ConversationRelay and Langflow
Building AI-enabled voice applications is nice and easy when you combine Twilio ConversationRelay with Langflow. There is more to learn about ConversationRelay, such as how to handle different languages, hand off to a human, deal with interrupts, and prompt your model for the best results. Check it all out in the documentation for ConversationRelay.
You can check out the code for this application on GitHub.
For more on building AI applications and agents with Langflow, check out how to use web search in your flows, how to build a fashion recommendation app in Langflow or how to generate personalized action figures with Next.js and Langflow.
FAQ
What is Twilio ConversationRelay?
Twilio's ConversationRelay handles speech-to-text and text-to-speech processing for phone calls, allowing developers to focus on generating responses using their own applications.
What is Langflow?
Langflow is an intuitive, visual low-code platform for building and deploying AI agents and applications, especially those leveraging Retrieval-Augmented Generation (RAG), with support for various large language models, vector databases, and AI tools.
What technologies power this application?

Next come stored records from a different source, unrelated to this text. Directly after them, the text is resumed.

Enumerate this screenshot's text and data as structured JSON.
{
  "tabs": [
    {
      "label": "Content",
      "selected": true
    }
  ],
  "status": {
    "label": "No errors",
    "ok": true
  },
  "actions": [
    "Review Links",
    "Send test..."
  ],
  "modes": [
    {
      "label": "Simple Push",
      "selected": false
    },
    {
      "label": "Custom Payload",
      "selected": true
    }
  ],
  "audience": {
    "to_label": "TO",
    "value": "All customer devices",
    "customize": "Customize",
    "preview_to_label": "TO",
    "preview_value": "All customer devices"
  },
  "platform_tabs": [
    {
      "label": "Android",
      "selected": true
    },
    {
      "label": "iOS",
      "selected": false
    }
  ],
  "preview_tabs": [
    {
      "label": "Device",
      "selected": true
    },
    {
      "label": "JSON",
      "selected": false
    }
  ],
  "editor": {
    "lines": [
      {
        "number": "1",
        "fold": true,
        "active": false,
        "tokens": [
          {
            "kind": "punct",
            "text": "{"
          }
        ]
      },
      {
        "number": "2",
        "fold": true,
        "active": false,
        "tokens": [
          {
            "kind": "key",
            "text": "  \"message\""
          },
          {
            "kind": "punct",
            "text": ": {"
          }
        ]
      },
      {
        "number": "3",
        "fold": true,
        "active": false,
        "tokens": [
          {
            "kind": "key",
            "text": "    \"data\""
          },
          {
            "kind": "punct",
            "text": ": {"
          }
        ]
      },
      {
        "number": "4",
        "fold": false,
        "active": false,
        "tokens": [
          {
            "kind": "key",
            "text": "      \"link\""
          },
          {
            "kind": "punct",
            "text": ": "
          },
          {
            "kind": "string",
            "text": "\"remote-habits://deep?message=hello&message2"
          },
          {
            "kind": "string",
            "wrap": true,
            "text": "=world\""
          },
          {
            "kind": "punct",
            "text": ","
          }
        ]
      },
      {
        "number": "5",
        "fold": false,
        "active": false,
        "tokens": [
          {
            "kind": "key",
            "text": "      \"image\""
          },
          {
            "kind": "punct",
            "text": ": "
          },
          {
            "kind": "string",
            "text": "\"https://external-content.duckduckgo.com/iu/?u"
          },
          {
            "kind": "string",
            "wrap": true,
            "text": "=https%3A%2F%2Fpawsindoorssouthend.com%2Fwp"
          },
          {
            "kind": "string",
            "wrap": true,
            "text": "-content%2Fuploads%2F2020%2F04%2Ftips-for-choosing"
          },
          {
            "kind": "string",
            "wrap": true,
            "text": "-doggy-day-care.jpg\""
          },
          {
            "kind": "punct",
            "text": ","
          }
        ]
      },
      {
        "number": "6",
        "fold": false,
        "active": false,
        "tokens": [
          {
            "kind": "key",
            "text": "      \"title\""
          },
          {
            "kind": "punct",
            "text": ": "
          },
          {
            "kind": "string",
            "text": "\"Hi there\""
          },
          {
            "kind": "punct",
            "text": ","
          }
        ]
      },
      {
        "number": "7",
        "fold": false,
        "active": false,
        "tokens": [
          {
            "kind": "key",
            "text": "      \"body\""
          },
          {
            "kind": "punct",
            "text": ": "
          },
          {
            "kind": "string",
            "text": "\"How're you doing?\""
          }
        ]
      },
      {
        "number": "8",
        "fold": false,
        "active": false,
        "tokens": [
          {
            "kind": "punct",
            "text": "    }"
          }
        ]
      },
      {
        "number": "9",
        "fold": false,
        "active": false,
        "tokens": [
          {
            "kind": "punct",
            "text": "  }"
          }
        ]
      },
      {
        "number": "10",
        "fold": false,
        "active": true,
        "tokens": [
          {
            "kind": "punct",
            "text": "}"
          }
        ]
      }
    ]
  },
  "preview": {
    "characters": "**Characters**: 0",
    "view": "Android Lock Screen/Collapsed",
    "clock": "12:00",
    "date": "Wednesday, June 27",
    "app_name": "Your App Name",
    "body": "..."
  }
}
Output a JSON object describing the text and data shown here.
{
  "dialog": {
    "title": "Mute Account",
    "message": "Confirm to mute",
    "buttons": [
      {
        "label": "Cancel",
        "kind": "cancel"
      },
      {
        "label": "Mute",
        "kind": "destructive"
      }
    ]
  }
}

Twilio ConversationRelay handles speech-to-text and text-to-speech, Langflow with an integrated LLM generates responses, and a Node.js server with Fastify acts as the intermediary, using a tunneling service to connect everything and create an AI-powered phone call experience. These technologies work together to translate spoken words to text, generate AI responses, and then convert those responses back to speech for the caller.
How are WebSockets used in this application?
WebSockets facilitate real-time communication between the Twilio ConversationRelay and the Node.js server, enabling the server to receive transcribed speech and send AI-generated responses continuously during the phone call.